Mientras que en los consejos comunales los alcaldes tienen que rogar y pelear por un minuto de atención del Presidente y sus funcionarios, los mafiosos y sus abogados entran al Palacio Presidencial sin problemas.
Eso al menos, es lo que demuestra el escándalo acontecido la última semana en que se supo del ingreso del abogado de alias “Don Mario” y del ex paramilitar desmovilizado alias “Job”.

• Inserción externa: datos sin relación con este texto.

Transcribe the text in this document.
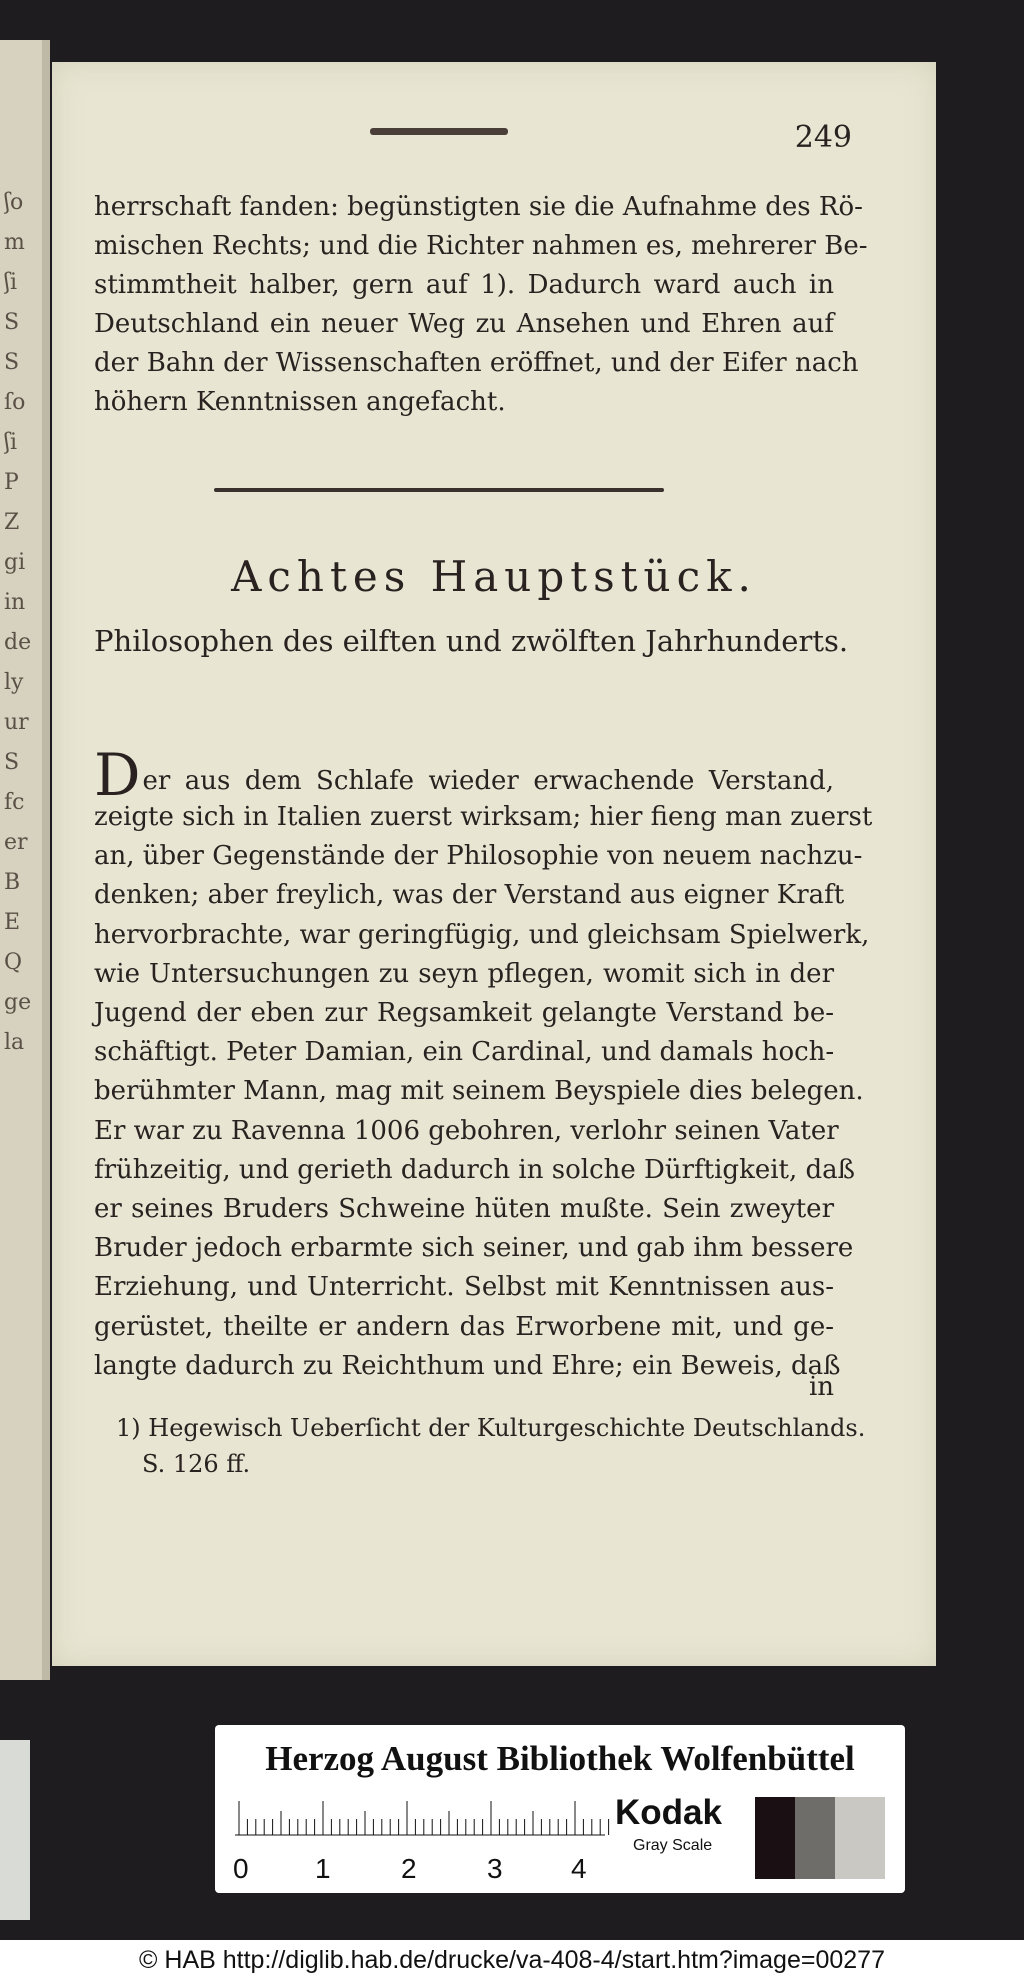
ʃo
m
ʃi
S
S
ſo
ʃi
P
Z
gi
in
de
ly
ur
S
fc
er
B
E
Q
ge
la
249
herrschaft fanden: begünstigten sie die Aufnahme des Rö-
mischen Rechts; und die Richter nahmen es, mehrerer Be-
stimmtheit halber, gern auf 1). Dadurch ward auch in
Deutschland ein neuer Weg zu Ansehen und Ehren auf
der Bahn der Wissenschaften eröffnet, und der Eifer nach
höhern Kenntnissen angefacht.
Achtes Hauptstück.
Philosophen des eilften und zwölften Jahrhunderts.
Der aus dem Schlafe wieder erwachende Verstand,
zeigte sich in Italien zuerst wirksam; hier fieng man zuerst
an, über Gegenstände der Philosophie von neuem nachzu-
denken; aber freylich, was der Verstand aus eigner Kraft
hervorbrachte, war geringfügig, und gleichsam Spielwerk,
wie Untersuchungen zu seyn pflegen, womit sich in der
Jugend der eben zur Regsamkeit gelangte Verstand be-
schäftigt. Peter Damian, ein Cardinal, und damals hoch-
berühmter Mann, mag mit seinem Beyspiele dies belegen.
Er war zu Ravenna 1006 gebohren, verlohr seinen Vater
frühzeitig, und gerieth dadurch in solche Dürftigkeit, daß
er seines Bruders Schweine hüten mußte. Sein zweyter
Bruder jedoch erbarmte sich seiner, und gab ihm bessere
Erziehung, und Unterricht. Selbst mit Kenntnissen aus-
gerüstet, theilte er andern das Erworbene mit, und ge-
langte dadurch zu Reichthum und Ehre; ein Beweis, daß
in
1) Hegewisch Ueberſicht der Kulturgeschichte Deutschlands.
S. 126 ff.
Herzog August Bibliothek Wolfenbüttel
0 1	2	3 4
Kodak
Gray Scale
© HAB http://diglib.hab.de/drucke/va-408-4/start.htm?image=00277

Ante esto, el país está perplejo. El Presidente ha salido a acusar a congresistas, a destapar viejos procesos ya juzgados, a continuar deslegitimando el papel de la Justicia y del Legislativo. Esto parece un acto teatral muy bien montado para generar “una hecatombe”.
Pero lo triste de todo esto es que en medio de dimes y diretes, de ires y venires, de chismes y respuestas, el país sigue sin saber la verdad de las relaciones entre los poderes Ejecutivo, Legislativo y Judicial con las mafias del narcotráfico.
Si duda, en cada uno de estos poderes deben haber “manzanas podridas”, pero lograr esclarecer cuáles son en un clima tan turbio parece ser imposible. Más aún cuando los grandes medios son “idiotas útiles” al servicio de intereses en la sombra.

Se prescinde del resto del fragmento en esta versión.